Before using any of the request data, make the following replacements:

  • PROJECT_ID: your Google Cloud Platform project ID.
  • GCS_BUCKET_URI: the Cloud Storage URI that points to the bucket containing the conversation transcripts. May contain a prefix. For example gs://BUCKET_NAME or gs://BUCKET_NAME/PREFIX. Wildcards are not supported.
  • MEDIUM: set to either PHONE_CALL or CHAT depending on the data type. If unspecified the default value is PHONE_CALL.
  • AGENT_ID: Optional. Agent Id for the entire bucket.

HTTP method and URL:

POST https://contactcenterinsights.googleapis.com/v1/projects/PROJECT_ID/locations/us-central1/conversations:ingest

Request JSON body:

{
  "gcsSource":  {
    "bucketUri": "GCS_BUCKET_URI",
    "bucketObjectType": "AUDIO"
  },
  "transcriptObjectConfig": { "medium": "PHONE_CALL" },
  "conversationConfig": {
    "agentId": "AGENT_ID",
    "agentChannel": "AGENT_CHANNEL",
    "customerChannel": "CUSTOMER_CHANNEL"
  }
}

Or

{
  "gcsSource":  {
    "bucketUri": "GCS_BUCKET_URI",
    "bucketObjectType": "TRANSCRIPT"
  },
  "transcriptObjectConfig": { "medium": "MEDIUM" },
  "conversationConfig": {"agentId": "AGENT_ID"}
}

To send your request, expand one of these options:

You should receive a JSON response similar to the following:


{
  "name": "projects/PROJECT_ID/locations/us-central1/operations/OPERATION_ID",
  "metadata": {
    "@type": "type.googleapis.com/google.cloud.contactcenterinsights.v1main.IngestConversationsMetadata",
    "createTime": "...",
    "request": {
      "parent": "projects/PROJECT_ID/locations/us-central1",
      "gcsSource": {
        "bucketUri": "GCS_BUCKET_URI",
        "bucketObjectType": "BUCKET_OBJECT_TYPE"
      },
      "transcriptObjectConfig": {
        "medium": "MEDIUM"
      },
      "conversationConfig": {
        "agentId": "AGENT_ID"
      }
    }
  }
}

Poll the operation

Both the UploadConversation and IngestConversation requests return a long-running operation.
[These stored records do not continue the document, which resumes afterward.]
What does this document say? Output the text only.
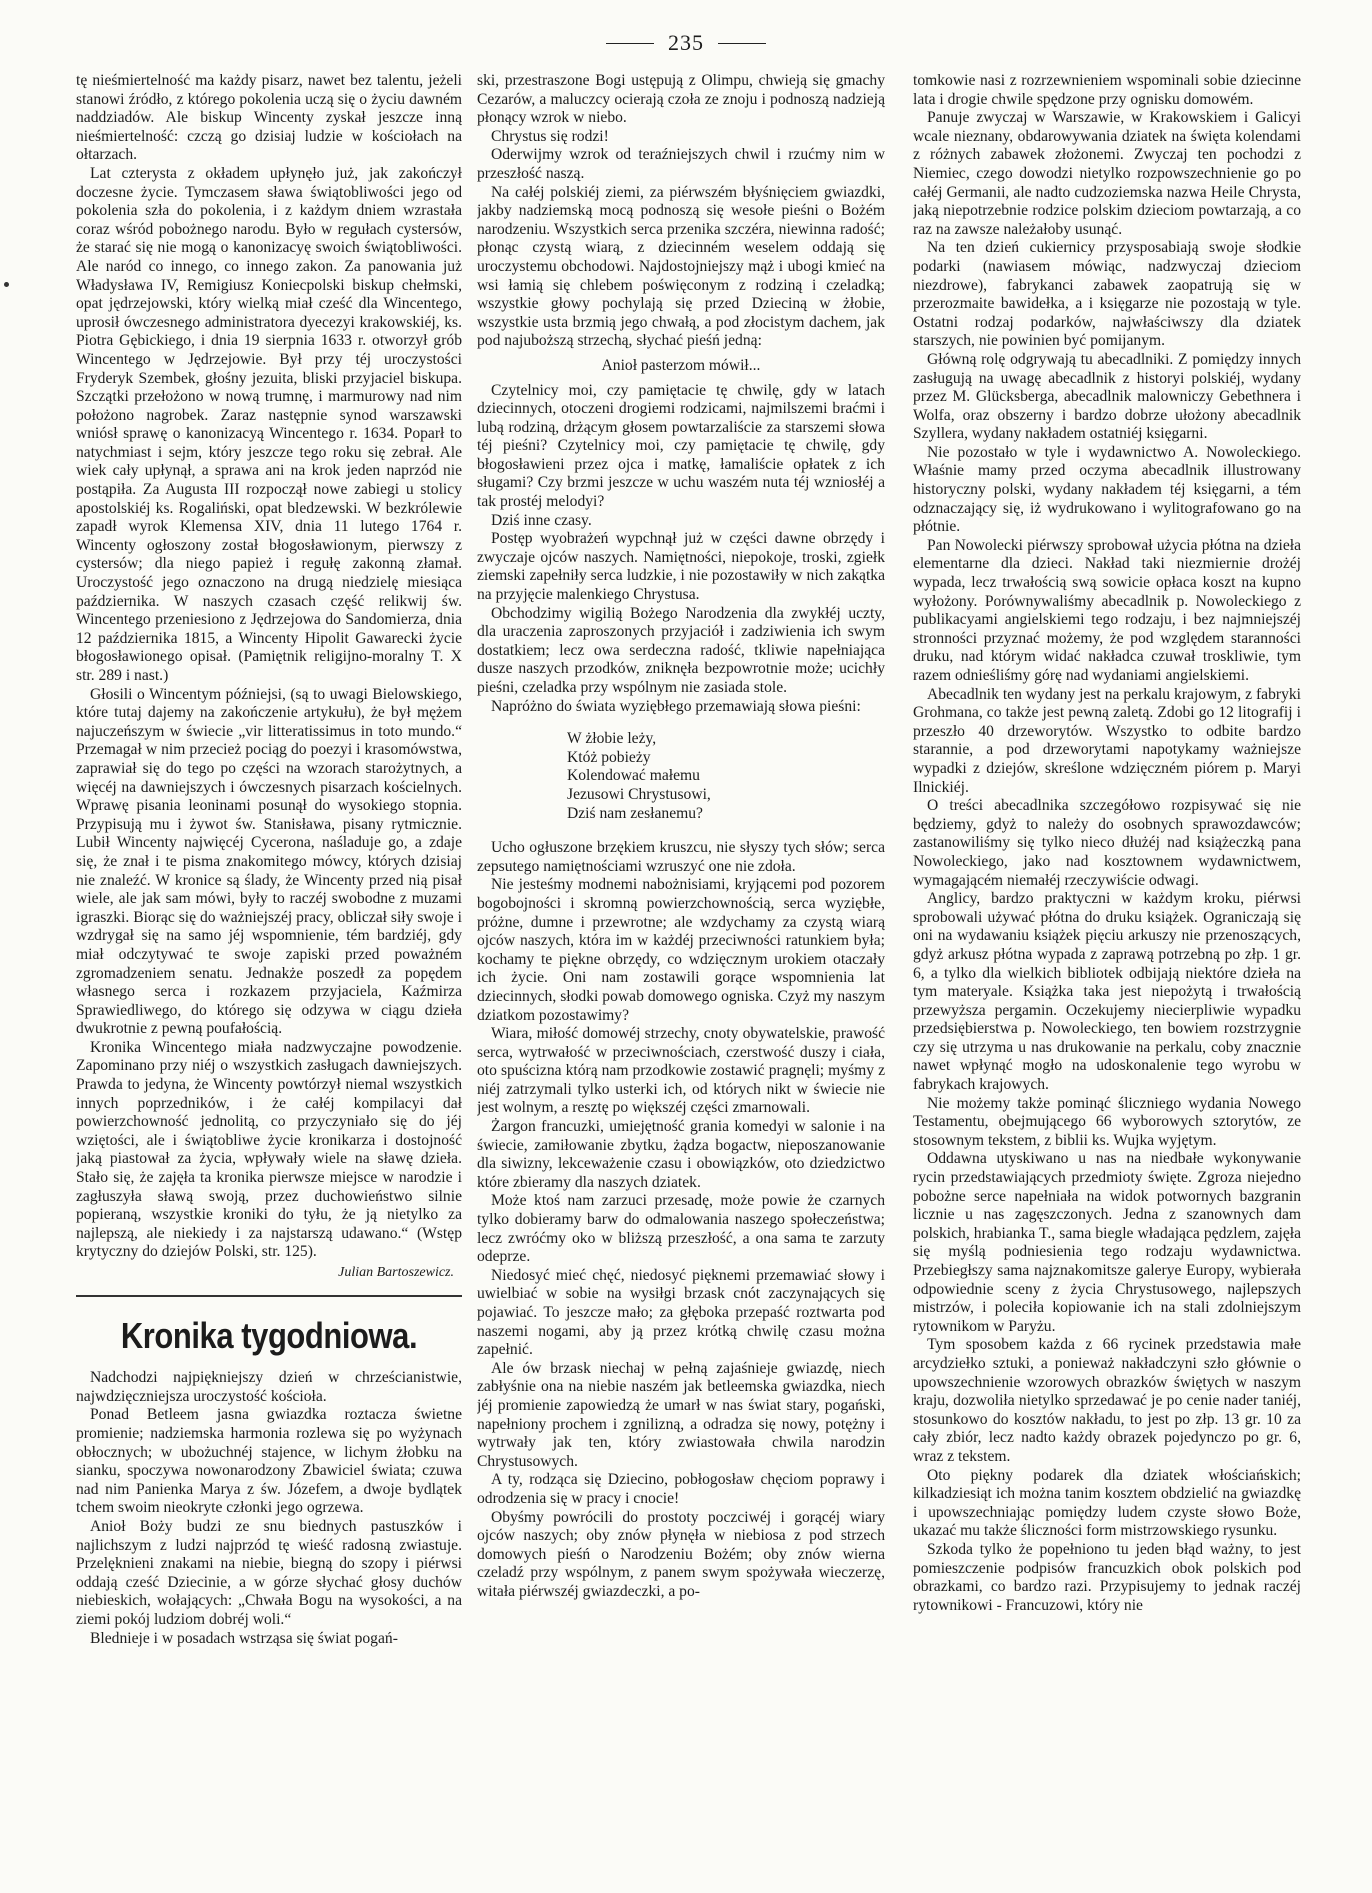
235

tę nieśmiertelność ma każdy pisarz, nawet bez talentu, jeżeli stanowi źródło, z którego pokolenia uczą się o życiu dawném naddziadów. Ale biskup Wincenty zyskał jeszcze inną nieśmiertelność: czczą go dzisiaj ludzie w kościołach na ołtarzach.

Lat czterysta z okładem upłynęło już, jak zakończył doczesne życie. Tymczasem sława świątobliwości jego od pokolenia szła do pokolenia, i z każdym dniem wzrastała coraz wśród pobożnego narodu. Było w regułach cystersów, że starać się nie mogą o kanonizacyę swoich świątobliwości. Ale naród co innego, co innego zakon. Za panowania już Władysława IV, Remigiusz Koniecpolski biskup chełmski, opat jędrzejowski, który wielką miał cześć dla Wincentego, uprosił ówczesnego administratora dyecezyi krakowskiéj, ks. Piotra Gębickiego, i dnia 19 sierpnia 1633 r. otworzył grób Wincentego w Jędrzejowie. Był przy téj uroczystości Fryderyk Szembek, głośny jezuita, bliski przyjaciel biskupa. Szczątki przełożono w nową trumnę, i marmurowy nad nim położono nagrobek. Zaraz następnie synod warszawski wniósł sprawę o kanonizacyą Wincentego r. 1634. Poparł to natychmiast i sejm, który jeszcze tego roku się zebrał. Ale wiek cały upłynął, a sprawa ani na krok jeden naprzód nie postąpiła. Za Augusta III rozpoczął nowe zabiegi u stolicy apostolskiéj ks. Rogaliński, opat bledzewski. W bezkrólewie zapadł wyrok Klemensa XIV, dnia 11 lutego 1764 r. Wincenty ogłoszony został błogosławionym, pierwszy z cystersów; dla niego papież i regułę zakonną złamał. Uroczystość jego oznaczono na drugą niedzielę miesiąca października. W naszych czasach część relikwij św. Wincentego przeniesiono z Jędrzejowa do Sandomierza, dnia 12 października 1815, a Wincenty Hipolit Gawarecki życie błogosławionego opisał. (Pamiętnik religijno-moralny T. X str. 289 i nast.)

Głosili o Wincentym późniejsi, (są to uwagi Bielowskiego, które tutaj dajemy na zakończenie artykułu), że był mężem najuczeńszym w świecie „vir litteratissimus in toto mundo.“ Przemagał w nim przecież pociąg do poezyi i krasomówstwa, zaprawiał się do tego po części na wzorach starożytnych, a więcéj na dawniejszych i ówczesnych pisarzach kościelnych. Wprawę pisania leoninami posunął do wysokiego stopnia. Przypisują mu i żywot św. Stanisława, pisany rytmicznie. Lubił Wincenty najwięcéj Cycerona, naśladuje go, a zdaje się, że znał i te pisma znakomitego mówcy, których dzisiaj nie znaleźć. W kronice są ślady, że Wincenty przed nią pisał wiele, ale jak sam mówi, były to raczéj swobodne z muzami igraszki. Biorąc się do ważniejszéj pracy, obliczał siły swoje i wzdrygał się na samo jéj wspomnienie, tém bardziéj, gdy miał odczytywać te swoje zapiski przed poważném zgromadzeniem senatu. Jednakże poszedł za popędem własnego serca i rozkazem przyjaciela, Kaźmirza Sprawiedliwego, do którego się odzywa w ciągu dzieła dwukrotnie z pewną poufałością.

Kronika Wincentego miała nadzwyczajne powodzenie. Zapominano przy niéj o wszystkich zasługach dawniejszych. Prawda to jedyna, że Wincenty powtórzył niemal wszystkich innych poprzedników, i że całéj kompilacyi dał powierzchowność jednolitą, co przyczyniało się do jéj wziętości, ale i świątobliwe życie kronikarza i dostojność jaką piastował za życia, wpływały wiele na sławę dzieła. Stało się, że zajęła ta kronika pierwsze miejsce w narodzie i zagłuszyła sławą swoją, przez duchowieństwo silnie popieraną, wszystkie kroniki do tyłu, że ją nietylko za najlepszą, ale niekiedy i za najstarszą udawano.“ (Wstęp krytyczny do dziejów Polski, str. 125).

Julian Bartoszewicz.
Kronika tygodniowa.

Nadchodzi najpiękniejszy dzień w chrześcianistwie, najwdzięczniejsza uroczystość kościoła.

Ponad Betleem jasna gwiazdka roztacza świetne promienie; nadziemska harmonia rozlewa się po wyżynach obłocznych; w ubożuchnéj stajence, w lichym żłobku na sianku, spoczywa nowonarodzony Zbawiciel świata; czuwa nad nim Panienka Marya z św. Józefem, a dwoje bydlątek tchem swoim nieokryte członki jego ogrzewa.

Anioł Boży budzi ze snu biednych pastuszków i najlichszym z ludzi najprzód tę wieść radosną zwiastuje. Przelęknieni znakami na niebie, biegną do szopy i piérwsi oddają cześć Dziecinie, a w górze słychać głosy duchów niebieskich, wołających: „Chwała Bogu na wysokości, a na ziemi pokój ludziom dobréj woli.“

Blednieje i w posadach wstrząsa się świat pogań-

ski, przestraszone Bogi ustępują z Olimpu, chwieją się gmachy Cezarów, a maluczcy ocierają czoła ze znoju i podnoszą nadzieją płonący wzrok w niebo.

Chrystus się rodzi!

Oderwijmy wzrok od teraźniejszych chwil i rzućmy nim w przeszłość naszą.

Na całéj polskiéj ziemi, za piérwszém błyśnięciem gwiazdki, jakby nadziemską mocą podnoszą się wesołe pieśni o Bożém narodzeniu. Wszystkich serca przenika szczéra, niewinna radość; płonąc czystą wiarą, z dziecinném weselem oddają się uroczystemu obchodowi. Najdostojniejszy mąż i ubogi kmieć na wsi łamią się chlebem poświęconym z rodziną i czeladką; wszystkie głowy pochylają się przed Dzieciną w żłobie, wszystkie usta brzmią jego chwałą, a pod złocistym dachem, jak pod najuboższą strzechą, słychać pieśń jedną:

Anioł pasterzom mówił...

Czytelnicy moi, czy pamiętacie tę chwilę, gdy w latach dziecinnych, otoczeni drogiemi rodzicami, najmilszemi braćmi i lubą rodziną, drżącym głosem powtarzaliście za starszemi słowa téj pieśni? Czytelnicy moi, czy pamiętacie tę chwilę, gdy błogosławieni przez ojca i matkę, łamaliście opłatek z ich sługami? Czy brzmi jeszcze w uchu waszém nuta téj wzniosłéj a tak prostéj melodyi?

Dziś inne czasy.

Postęp wyobrażeń wypchnął już w części dawne obrzędy i zwyczaje ojców naszych. Namiętności, niepokoje, troski, zgiełk ziemski zapełniły serca ludzkie, i nie pozostawiły w nich zakątka na przyjęcie malenkiego Chrystusa.

Obchodzimy wigilią Bożego Narodzenia dla zwykłéj uczty, dla uraczenia zaproszonych przyjaciół i zadziwienia ich swym dostatkiem; lecz owa serdeczna radość, tkliwie napełniająca dusze naszych przodków, zniknęła bezpowrotnie może; ucichły pieśni, czeladka przy wspólnym nie zasiada stole.

Napróżno do świata wyziębłego przemawiają słowa pieśni:

W żłobie leży,
Któż pobieży
Kolendować małemu
Jezusowi Chrystusowi,
Dziś nam zesłanemu?

Ucho ogłuszone brzękiem kruszcu, nie słyszy tych słów; serca zepsutego namiętnościami wzruszyć one nie zdoła.

Nie jesteśmy modnemi nabożnisiami, kryjącemi pod pozorem bogobojności i skromną powierzchownością, serca wyziębłe, próżne, dumne i przewrotne; ale wzdychamy za czystą wiarą ojców naszych, która im w każdéj przeciwności ratunkiem była; kochamy te piękne obrzędy, co wdzięcznym urokiem otaczały ich życie. Oni nam zostawili gorące wspomnienia lat dziecinnych, słodki powab domowego ogniska. Czyż my naszym dziatkom pozostawimy?

Wiara, miłość domowéj strzechy, cnoty obywatelskie, prawość serca, wytrwałość w przeciwnościach, czerstwość duszy i ciała, oto spuścizna którą nam przodkowie zostawić pragnęli; myśmy z niéj zatrzymali tylko usterki ich, od których nikt w świecie nie jest wolnym, a resztę po większéj części zmarnowali.

Żargon francuzki, umiejętność grania komedyi w salonie i na świecie, zamiłowanie zbytku, żądza bogactw, nieposzanowanie dla siwizny, lekceważenie czasu i obowiązków, oto dziedzictwo które zbieramy dla naszych dziatek.

Może ktoś nam zarzuci przesadę, może powie że czarnych tylko dobieramy barw do odmalowania naszego społeczeństwa; lecz zwróćmy oko w bliższą przeszłość, a ona sama te zarzuty odeprze.

Niedosyć mieć chęć, niedosyć pięknemi przemawiać słowy i uwielbiać w sobie na wysiłgi brzask cnót zaczynających się pojawiać. To jeszcze mało; za głęboka przepaść roztwarta pod naszemi nogami, aby ją przez krótką chwilę czasu można zapełnić.

Ale ów brzask niechaj w pełną zajaśnieje gwiazdę, niech zabłyśnie ona na niebie naszém jak betleemska gwiazdka, niech jéj promienie zapowiedzą że umarł w nas świat stary, pogański, napełniony prochem i zgnilizną, a odradza się nowy, potężny i wytrwały jak ten, który zwiastowała chwila narodzin Chrystusowych.

A ty, rodząca się Dziecino, pobłogosław chęciom poprawy i odrodzenia się w pracy i cnocie!

Obyśmy powrócili do prostoty poczciwéj i gorącéj wiary ojców naszych; oby znów płynęła w niebiosa z pod strzech domowych pieśń o Narodzeniu Bożém; oby znów wierna czeladź przy wspólnym, z panem swym spożywała wieczerzę, witała piérwszéj gwiazdeczki, a po-

tomkowie nasi z rozrzewnieniem wspominali sobie dziecinne lata i drogie chwile spędzone przy ognisku domowém.

Panuje zwyczaj w Warszawie, w Krakowskiem i Galicyi wcale nieznany, obdarowywania dziatek na święta kolendami z różnych zabawek złożonemi. Zwyczaj ten pochodzi z Niemiec, czego dowodzi nietylko rozpowszechnienie go po całéj Germanii, ale nadto cudzoziemska nazwa Heile Chrysta, jaką niepotrzebnie rodzice polskim dzieciom powtarzają, a co raz na zawsze należałoby usunąć.

Na ten dzień cukiernicy przysposabiają swoje słodkie podarki (nawiasem mówiąc, nadzwyczaj dzieciom niezdrowe), fabrykanci zabawek zaopatrują się w przerozmaite bawidełka, a i księgarze nie pozostają w tyle. Ostatni rodzaj podarków, najwłaściwszy dla dziatek starszych, nie powinien być pomijanym.

Główną rolę odgrywają tu abecadlniki. Z pomiędzy innych zasługują na uwagę abecadlnik z historyi polskiéj, wydany przez M. Glücksberga, abecadlnik malowniczy Gebethnera i Wolfa, oraz obszerny i bardzo dobrze ułożony abecadlnik Szyllera, wydany nakładem ostatniéj księgarni.

Nie pozostało w tyle i wydawnictwo A. Nowoleckiego. Właśnie mamy przed oczyma abecadlnik illustrowany historyczny polski, wydany nakładem téj księgarni, a tém odznaczający się, iż wydrukowano i wylitografowano go na płótnie.

Pan Nowolecki piérwszy sprobował użycia płótna na dzieła elementarne dla dzieci. Nakład taki niezmiernie drożéj wypada, lecz trwałością swą sowicie opłaca koszt na kupno wyłożony. Porównywaliśmy abecadlnik p. Nowoleckiego z publikacyami angielskiemi tego rodzaju, i bez najmniejszéj stronności przyznać możemy, że pod względem staranności druku, nad którym widać nakładca czuwał troskliwie, tym razem odnieśliśmy górę nad wydaniami angielskiemi.

Abecadlnik ten wydany jest na perkalu krajowym, z fabryki Grohmana, co także jest pewną zaletą. Zdobi go 12 litografij i przeszło 40 drzeworytów. Wszystko to odbite bardzo starannie, a pod drzeworytami napotykamy ważniejsze wypadki z dziejów, skreślone wdzięczném piórem p. Maryi Ilnickiéj.

O treści abecadlnika szczegółowo rozpisywać się nie będziemy, gdyż to należy do osobnych sprawozdawców; zastanowiliśmy się tylko nieco dłużéj nad książeczką pana Nowoleckiego, jako nad kosztownem wydawnictwem, wymagającém niemałéj rzeczywiście odwagi.

Anglicy, bardzo praktyczni w każdym kroku, piérwsi sprobowali używać płótna do druku książek. Ograniczają się oni na wydawaniu książek pięciu arkuszy nie przenoszących, gdyż arkusz płótna wypada z zaprawą potrzebną po złp. 1 gr. 6, a tylko dla wielkich bibliotek odbijają niektóre dzieła na tym materyale. Książka taka jest niepożytą i trwałością przewyższa pergamin. Oczekujemy niecierpliwie wypadku przedsiębierstwa p. Nowoleckiego, ten bowiem rozstrzygnie czy się utrzyma u nas drukowanie na perkalu, coby znacznie nawet wpłynąć mogło na udoskonalenie tego wyrobu w fabrykach krajowych.

Nie możemy także pominąć śliczniego wydania Nowego Testamentu, obejmującego 66 wyborowych sztorytów, ze stosownym tekstem, z biblii ks. Wujka wyjętym.

Oddawna utyskiwano u nas na niedbałe wykonywanie rycin przedstawiających przedmioty święte. Zgroza niejedno pobożne serce napełniała na widok potwornych bazgranin licznie u nas zagęszczonych. Jedna z szanownych dam polskich, hrabianka T., sama biegle władająca pędzlem, zajęła się myślą podniesienia tego rodzaju wydawnictwa. Przebiegłszy sama najznakomitsze galerye Europy, wybierała odpowiednie sceny z życia Chrystusowego, najlepszych mistrzów, i poleciła kopiowanie ich na stali zdolniejszym rytownikom w Paryżu.

Tym sposobem każda z 66 rycinek przedstawia małe arcydziełko sztuki, a ponieważ nakładczyni szło głównie o upowszechnienie wzorowych obrazków świętych w naszym kraju, dozwoliła nietylko sprzedawać je po cenie nader taniéj, stosunkowo do kosztów nakładu, to jest po złp. 13 gr. 10 za cały zbiór, lecz nadto każdy obrazek pojedynczo po gr. 6, wraz z tekstem.

Oto piękny podarek dla dziatek włościańskich; kilkadziesiąt ich można tanim kosztem obdzielić na gwiazdkę i upowszechniając pomiędzy ludem czyste słowo Boże, ukazać mu także śliczności form mistrzowskiego rysunku.

Szkoda tylko że popełniono tu jeden błąd ważny, to jest pomieszczenie podpisów francuzkich obok polskich pod obrazkami, co bardzo razi. Przypisujemy to jednak raczéj rytownikowi - Francuzowi, który nie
Long-running methods are asynchronous, and the operation might not yet be completed when the method returns a response. You can poll the operation to check on its status. See the long-running operations page for details and code samples.

Speech-to-Text quotas

Conversational Insights uses two different Speech-to-Text APIs: BatchRecognize and GetOperation. Conversational Insights makes a BatchRecognizerequest to start the Speech-to-Text transcription and a GetOperation request to monitor whether or not the transcription is finished. To start BatchRecognize operations, a BatchRecognize request is made to use a per-minute, per-region quota. To monitor the operations, a GetOperation request is made to use a per-minute, per-region quota.

For a single UploadConversation call, Conversational Insights consumes one BatchRecognize, but possibly more GetOperation requests, depending on the duration of the task. For a bulk import, Conversational Insights consumes 100 requests of each type.